ИСТИНА

Quantitative determination of Rare-Earth Elements (REE) in ore samples is an interesting and challenging task. Laser-Induced Breakdown Spectrometry (LIBS) provides a unique possibility of remote direct analysis (ideally on a conveyor line). However, there are two major problems. The first is line overlapping in the spectra of REE-rich Niobium and Uranium ores. The second problem is a strong correlation between lanthanide contents preventing the use of chemometric approach as a solution for the first problem. Thus, the aim of this work is to solve the abovementioned problems. To solve the problem of lanthanide correlation in standard reference materials we used specialized design of experiment (DoE) based on Latin hypercube sampling (LHS) that already proved its effectiveness in case of XRF analysis [1]. To circumvent spectral interferences in LIBS emission spectra we used Partial Least Squares Regression (PLS-R). Calibration was performed by choosing the lowest RMSECV-LOO and at the same time simplest models in terms of PC number. Naturally the number of principal components (latent structures) strongly depends on the number of elements which lines are interfering in a spectrum.
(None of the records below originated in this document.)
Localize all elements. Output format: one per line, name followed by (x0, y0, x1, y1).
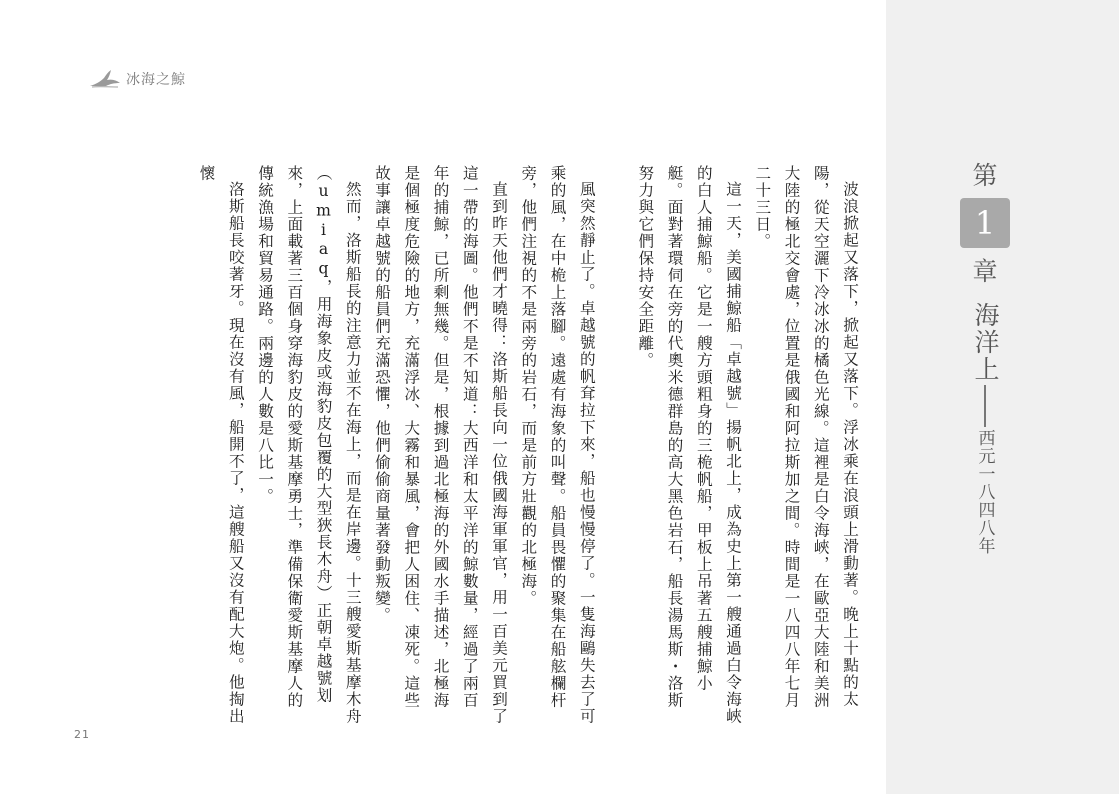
chapter-number: 1 (974, 204, 996, 242)
chapter-body-text (74, 165, 864, 725)
whale-tail-logo-icon (88, 68, 122, 90)
paragraph-3: 風突然靜止了。卓越號的帆耷拉下來，船也慢慢停了。一隻海鷗失去了可乘的風，在中桅上落腳。遠處有海象的叫聲。船員畏懼的聚集在船舷欄杆旁，他們注視的不是兩旁的岩石，而是前方壯觀的北極海。 (519, 165, 596, 725)
chapter-subtitle: 西元一八四八年 (974, 429, 995, 555)
chapter-number-box (960, 198, 1010, 248)
page-number: 21 (74, 728, 90, 741)
title-rule (984, 385, 986, 427)
book-title: 冰海之鯨 (126, 72, 186, 88)
paragraph-5: 然而，洛斯船長的注意力並不在海上，而是在岸邊。十三艘愛斯基摩木舟（umiaq，用海象皮或海豹皮包覆的大型狹長木舟）正朝卓越號划來，上面載著三百個身穿海豹皮的愛斯基摩勇士，準備保衛愛斯基摩人的傳統漁場和貿易通路。兩邊的人數是八比一。 (256, 165, 362, 725)
chapter-label-top: 第 (972, 161, 998, 190)
chapter-panel (886, 0, 1119, 794)
running-header (88, 66, 186, 92)
chapter-title: 海洋上 (971, 302, 1000, 383)
paragraph-2: 這一天，美國捕鯨船「卓越號」揚帆北上，成為史上第一艘通過白令海峽的白人捕鯨船。它是一艘方頭粗身的三桅帆船，甲板上吊著五艘捕鯨小艇。面對著環伺在旁的代奧米德群島的高大黑色岩石，船長湯馬斯・洛斯努力與它們保持安全距離。 (636, 165, 742, 725)
paragraph-4: 直到昨天他們才曉得：洛斯船長向一位俄國海軍軍官，用一百美元買到了這一帶的海圖。他們不是不知道：大西洋和太平洋的鯨數量，經過了兩百年的捕鯨，已所剩無幾。但是，根據到過北極海的外國水手描述，北極海是個極度危險的地方，充滿浮冰、大霧和暴風，會把人困住、凍死。這些故事讓卓越號的船員們充滿恐懼，他們偷偷商量著發動叛變。 (373, 165, 508, 725)
paragraph-6: 洛斯船長咬著牙。現在沒有風，船開不了，這艘船又沒有配大炮。他掏出懷 (197, 165, 245, 725)
chapter-heading (957, 160, 1013, 555)
paragraph-1: 波浪掀起又落下，掀起又落下。浮冰乘在浪頭上滑動著。晚上十點的太陽，從天空灑下冷冰冰的橘色光線。這裡是白令海峽，在歐亞大陸和美洲大陸的極北交會處，位置是俄國和阿拉斯加之間。時間是一八四八年七月二十三日。 (753, 165, 859, 709)
chapter-label-bottom: 章 (972, 257, 998, 286)
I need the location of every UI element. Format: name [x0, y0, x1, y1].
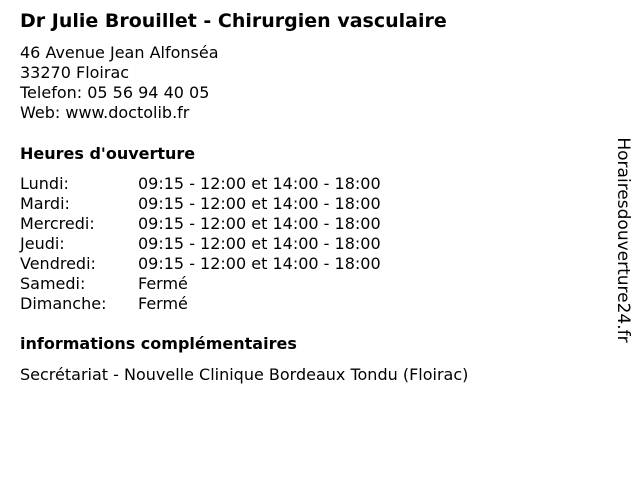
time-value: Fermé: [138, 294, 188, 313]
hours-row-sunday: [20, 294, 381, 314]
info-text: Secrétariat - Nouvelle Clinique Bordeaux Tondu (Floirac): [20, 365, 469, 384]
info-heading: informations complémentaires: [20, 334, 297, 353]
website: Web: www.doctolib.fr: [20, 103, 190, 122]
day-label: Dimanche:: [20, 294, 107, 313]
page-title: Dr Julie Brouillet - Chirurgien vasculaire: [20, 10, 447, 32]
time-value: 09:15 - 12:00 et 14:00 - 18:00: [138, 194, 381, 213]
city-address: 33270 Floirac: [20, 63, 130, 82]
site-watermark: Horairesdouverture24.fr: [613, 137, 633, 343]
hours-table: [20, 174, 381, 314]
hours-row-saturday: [20, 274, 381, 294]
hours-row-friday: [20, 254, 381, 274]
time-value: 09:15 - 12:00 et 14:00 - 18:00: [138, 254, 381, 273]
address-block: [20, 43, 219, 123]
phone-number: Telefon: 05 56 94 40 05: [20, 83, 210, 102]
hours-row-thursday: [20, 234, 381, 254]
time-value: 09:15 - 12:00 et 14:00 - 18:00: [138, 234, 381, 253]
hours-heading: Heures d'ouverture: [20, 144, 196, 163]
day-label: Vendredi:: [20, 254, 96, 273]
day-label: Mardi:: [20, 194, 70, 213]
day-label: Lundi:: [20, 174, 69, 193]
hours-row-tuesday: [20, 194, 381, 214]
day-label: Jeudi:: [20, 234, 65, 253]
hours-row-wednesday: [20, 214, 381, 234]
time-value: 09:15 - 12:00 et 14:00 - 18:00: [138, 174, 381, 193]
hours-row-monday: [20, 174, 381, 194]
time-value: 09:15 - 12:00 et 14:00 - 18:00: [138, 214, 381, 233]
street-address: 46 Avenue Jean Alfonséa: [20, 43, 219, 62]
day-label: Samedi:: [20, 274, 86, 293]
day-label: Mercredi:: [20, 214, 95, 233]
time-value: Fermé: [138, 274, 188, 293]
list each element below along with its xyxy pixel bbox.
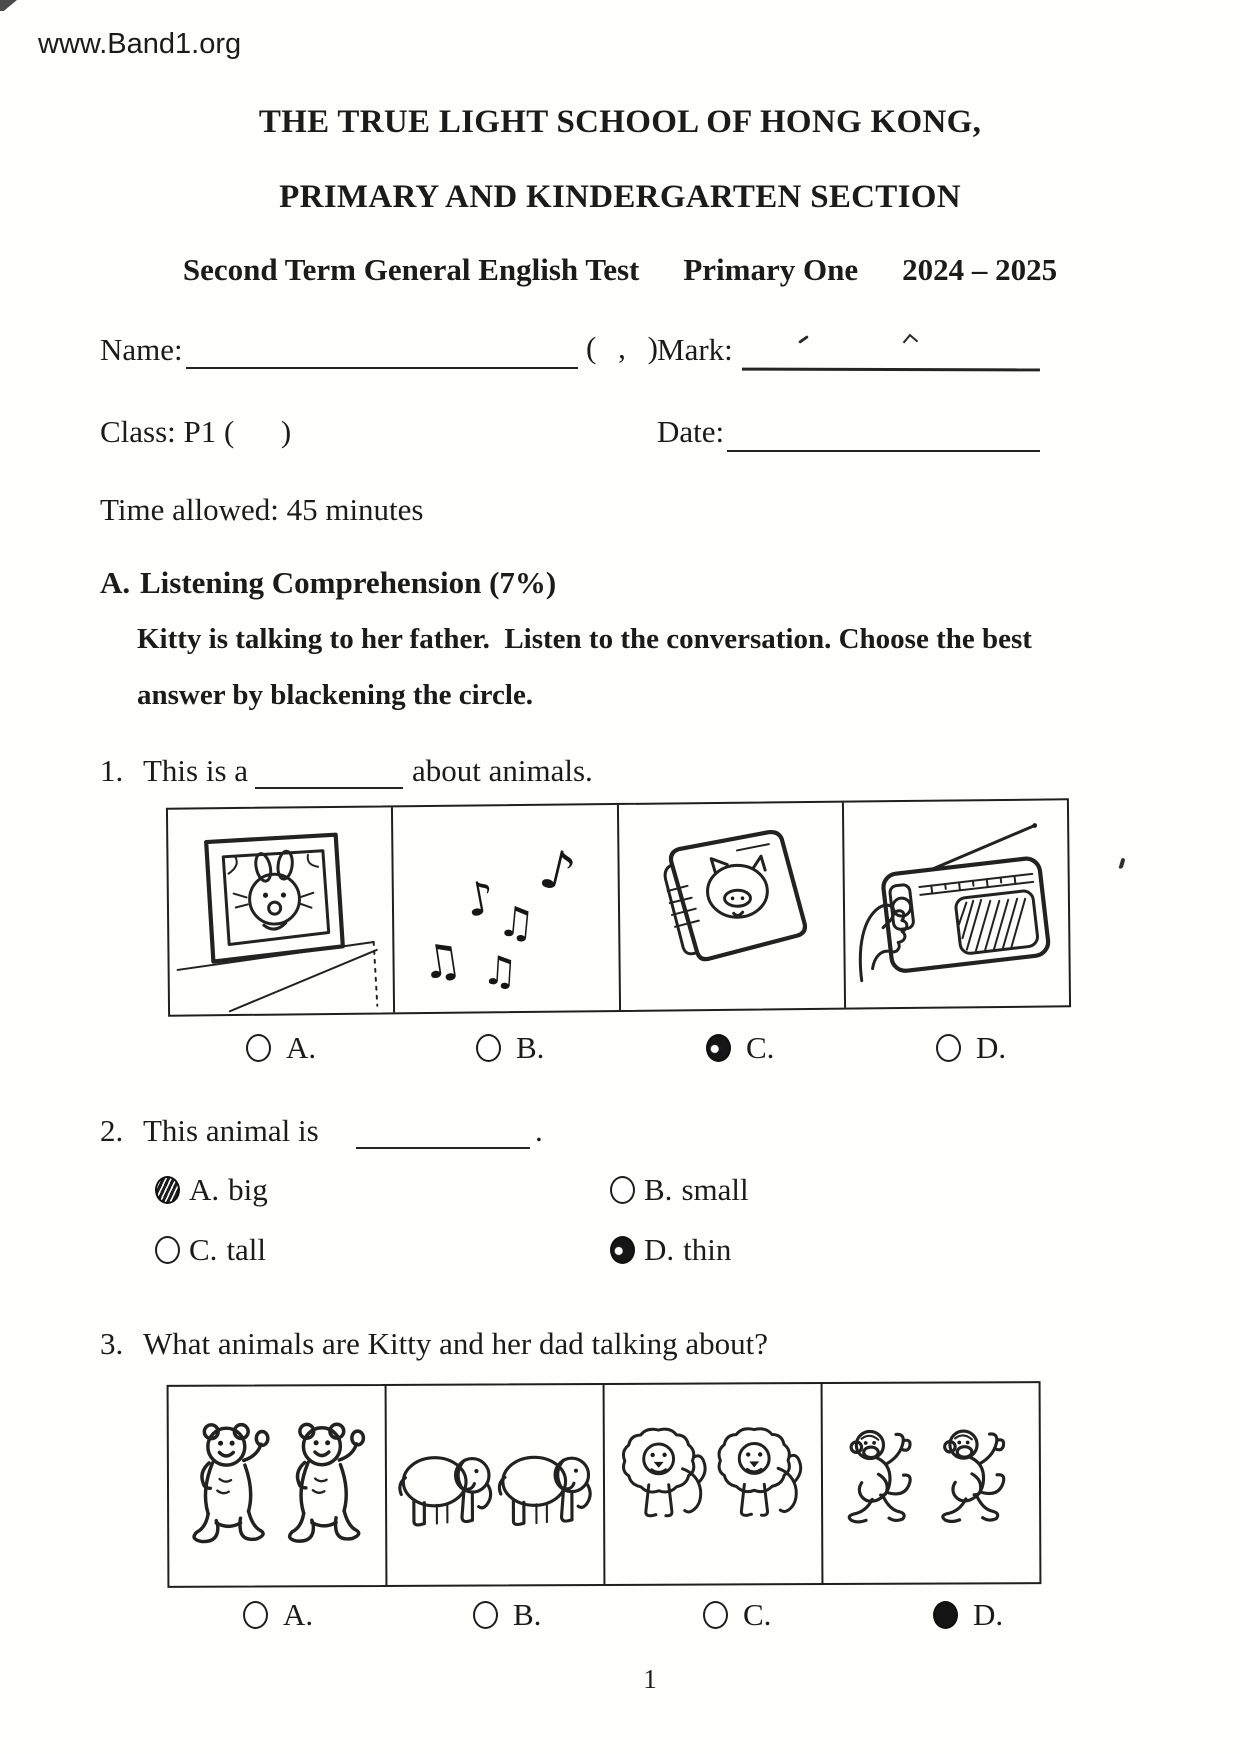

For this reason, we considered narrowing the spectral regions used to build a PLS model according to the positions of interfering lines leaving signals that are only related to the element of interest (and overlapped ones that we cannot separate). Variable selection procedure is an important step in our effort to give the model a reliable prediction power. Thereafter, our multivariate models were validated by direct analysis of lanthanides in 6 niobium (OREAS 460–465) and 4 uranium (OREAS 100a–102a) ore samples. Chemometrics provided quantitative determination (in range of ±10% relative error) of Ce (0.046–3.95 %), La (0.026–2.41 %), Nd (0.015–1.18 %) and semiquantitative results (in range of ±30%) for Pr (47–3800 ppm) and Sm (24–1500 ppm). In comparison a univariate calibration for elements other than Ce provided semiquantitative results at best. This level of accuracy shows that LIBS coupled with Chemometrics is a powerful tool for direct analysis of lanthanides in RЕE-rich ores.